Disruption In The Rear-View Mirror


Disruption In The Rear-View Mirror


by Gord Hotchkiss , Featured Contributor, May 9, 2017


Oh, it’s so easy to be blasé. I always scan the MediaPost headlines each week to see if there’s anything to spin. I almost skipped right past a news post by Larissa Faw: “Zenith: Google Remains Top-Ranked Media Company By Ad Revenue.”


“Of course Google is the top-ranked media company,” I yawned as I was just about to click on the next email in my inbox. Then it hit me. To quote Michael Bublé, “Holy shitballs, Mom!”


Maybe that headline doesn’t seem extraordinary in the context of today, but I’ve been doing this stuff for almost 20 years now, and in that context — well, it’s huge!


I remembered a column I wrote ages ago speculating that Google had barely scratched its potential. After a little digging, I found it. It was in October, 2006, so just over a decade ago.


Google had just passed the $6 billion mark in annual revenue. Ironically, that seemed a bigger deal than its current revenue of almost $80 billion seems today. In that column, I pushed to the extreme and speculated that Google could someday pass $200 billion in revenue. While we’re still only 1/3 of the way there, the claim doesn’t seem nearly as ludicrous as it did back then.


But here’s the line from the current article that really made me realize how far we’ve come in the 10-and-a-half years since I wrote that column: “Google and Facebook together accounted for 20% of global advertising expenditure across all media in 2016, up from 11% in 2012. They were also responsible for 64% of all the growth in global ad spend between 2012 and 2016.”

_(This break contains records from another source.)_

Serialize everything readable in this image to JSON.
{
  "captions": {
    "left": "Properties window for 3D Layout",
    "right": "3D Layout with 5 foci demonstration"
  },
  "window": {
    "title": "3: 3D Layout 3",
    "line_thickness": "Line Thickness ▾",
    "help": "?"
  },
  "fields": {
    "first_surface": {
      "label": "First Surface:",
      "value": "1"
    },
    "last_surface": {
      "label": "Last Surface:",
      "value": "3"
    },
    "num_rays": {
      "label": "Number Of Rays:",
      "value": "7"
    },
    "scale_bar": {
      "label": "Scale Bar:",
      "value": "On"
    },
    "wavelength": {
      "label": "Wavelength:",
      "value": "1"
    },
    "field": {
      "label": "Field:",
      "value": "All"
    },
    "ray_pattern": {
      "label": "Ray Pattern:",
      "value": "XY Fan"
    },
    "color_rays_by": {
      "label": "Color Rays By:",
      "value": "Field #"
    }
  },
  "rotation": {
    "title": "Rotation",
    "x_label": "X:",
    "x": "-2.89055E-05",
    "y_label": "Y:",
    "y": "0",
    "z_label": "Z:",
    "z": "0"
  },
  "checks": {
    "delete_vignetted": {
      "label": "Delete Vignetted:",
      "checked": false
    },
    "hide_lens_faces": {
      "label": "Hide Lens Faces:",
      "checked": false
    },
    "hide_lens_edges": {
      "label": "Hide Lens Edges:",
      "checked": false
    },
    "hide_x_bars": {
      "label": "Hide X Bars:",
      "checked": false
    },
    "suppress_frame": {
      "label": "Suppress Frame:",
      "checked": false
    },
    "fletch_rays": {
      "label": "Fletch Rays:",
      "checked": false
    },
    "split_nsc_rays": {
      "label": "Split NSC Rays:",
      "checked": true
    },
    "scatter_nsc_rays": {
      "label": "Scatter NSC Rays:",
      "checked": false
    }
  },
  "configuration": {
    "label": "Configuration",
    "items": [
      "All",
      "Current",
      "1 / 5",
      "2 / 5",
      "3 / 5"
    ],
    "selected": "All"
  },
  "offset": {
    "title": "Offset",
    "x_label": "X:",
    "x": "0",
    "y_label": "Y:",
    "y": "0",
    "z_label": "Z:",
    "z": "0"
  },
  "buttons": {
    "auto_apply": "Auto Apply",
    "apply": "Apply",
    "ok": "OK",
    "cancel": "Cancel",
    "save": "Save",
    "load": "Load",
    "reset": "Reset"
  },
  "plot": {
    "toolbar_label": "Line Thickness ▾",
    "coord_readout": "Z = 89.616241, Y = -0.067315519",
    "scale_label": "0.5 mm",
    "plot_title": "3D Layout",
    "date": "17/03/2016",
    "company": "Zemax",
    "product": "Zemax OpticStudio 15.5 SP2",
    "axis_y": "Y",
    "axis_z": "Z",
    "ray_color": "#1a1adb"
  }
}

Two companies that didn’t exist 20 years ago now account for 20% of all global advertising expenditure. And the speed with which they’re gobbling advertising budgets is accelerating.


If you’re a dilettante student of disruption, as I am, those are pretty amazing numbers. In the day-to-day of MediaPost — and digital marketing in general — we tend to accept all this as normal. It’s like we’re surfing on top of a wave without realizing the wave is 300 freakin’ feet high. Sometimes, you need to zoom out a little to realizing how momentous the everyday is. And if you look at this on a scale of decades rather than days, you start to get a sense that the speed of change is massive.


To me, the most interesting thing about this shift is that both Google and Facebook have introduced a fundamentally new relationship between advertising and its audience. Google’s approach is, of course, intent-based advertising. And Facebook’s is based on socially mediated network effects. Both of these things required the overlay of digital connection. As they say, that has made all the difference — and it’s where the real disruption can be found.


Our world has become a fundamentally different place.


Much as we remain focused on advertising and marketing here in our little corner of the digital world, it behooves us to remember that advertising is simply a somewhat distorted reflection of the behaviors of the world in general. If things are being disrupted here, it’s because things are being disrupted everywhere.


As it concerns us beings of flesh, bone and blood, that disruption has three distinct beachheads: the complicated relationship between our brains and the digital tools we have at our disposal; the way we connect with each other; and a dismantling of the restrictions of the physical world at the same time we build the scaffolding of a human-designed digital world. Any one of these factors has the potential to change our species forever. With all three bearing down on us, permanent change is a lead-pipe cinch.


Thirty years is a nanosecond in terms of human history. Even on the scale of my lifetime, it seems like (May 19, 2017). Reagan was president. We were terrorized by the Unabomber. News outlets were covering the Iran-Contra affair. U2 released “The Joshua Tree.” “Platoon” won the Best pPcture Oscar. And if you wanted to advertise to a lot of people, you did so on a major TV network with the help of a Madison Avenue agency. Thirty years ago, none of the entities I’m talking about existed. Nothing. No Google. No Facebook. No Internet — at least, not in a form any of us could appreciate.


As much as advertising has changed in the past 30 years, it has only done so because we — and the world we inhabit — have changed even more. And if that thought is a little scary, just think what the next 30 years might bring.